Impulse Control and its importance for HSE

Poor impulse control can have severe consequences! BUT IT CAN EASILY BE TRAINED! 

“When I realised my hand was inside the machine, I knew I had done something wrong.” 
I know for a fact that all of you have similar stories with more or less the same ending of someone getting hurt. 
Why is it that an employee with 20 years of experience, that is well educated, well respected, and well rested, suddenly puts his hand in a machinery that he has been operating for years? 
There’s a high likelihood that the accident happened due to poor impulse control; the impulse control being such a profound part of why and how we behave as people and how we live our lives.
A classic example of the importance of impulse control was shown in the famous Marshmallow Test conducted in 1960 at Stanford University by professor Walter Mischel. Here, a group of children were given the opportunity to have 1 marshmallow or to wait 10 minutes and then instead get 2 marshmallows, 10 more minutes to get 3 marshmallows and so on. 20 years later the study could conclude that the longer a child could wait for a marshmallow, the better they managed in their adult life.
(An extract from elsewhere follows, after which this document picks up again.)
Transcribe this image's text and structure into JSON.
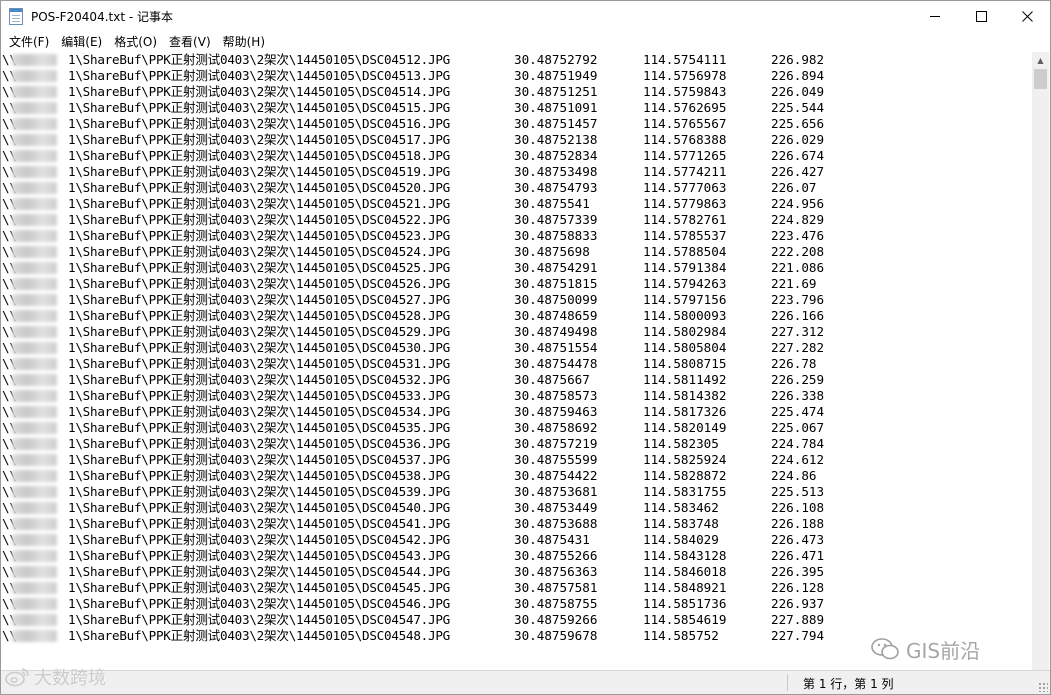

Of course the above mentioned experiment has been debated throughout the years, but it succeeds in setting the frame: working on our impulse control is important! And in the modern world with all its distractions it is more important than ever before. People that used to read books now can't find the focus to even read a couple of pages; they much rather want to spend their time on social media where they can get that instant gratification.
What happens inside the brain?
We often describe humans suffering damage to the orbitofrontal cortex (OFC) as being impulsive. The most famous example of a person suffering such damage is the rail worker, Phineas Gage, who in 1848 suffered extreme frontal lobe damage when a long iron rod was projected through his skull after an accidental explosion. Gage survived, but was reported to have an extreme change in personality, including increased impulsiveness, and he couldn’t manage his job nor his family after the accident. This, of course, is a very severe case of suffering, but it nonetheless demonstrates how important the OFC circuit is for our everyday life and our decision-making skills. The circuit thus begins with a pyramidal output from the Orbitofrontal Cortex to the central parts of the Nucleus Caudate in the Striatal complex, then to the thalamus and then back to the OFC. All affecting our impulse control.
By training our impulse control we thus gain more control over our behaviour, problem solving skills, and, moreover, improve our resilience. If we can distribute this knowledge and training to our employees it will help us in our goal of improving the work safety and allowing us to send people home in one piece. It is therefore crucial to equip the organisations with knowledge and easy to apply methods to increase the impulse control of its employees.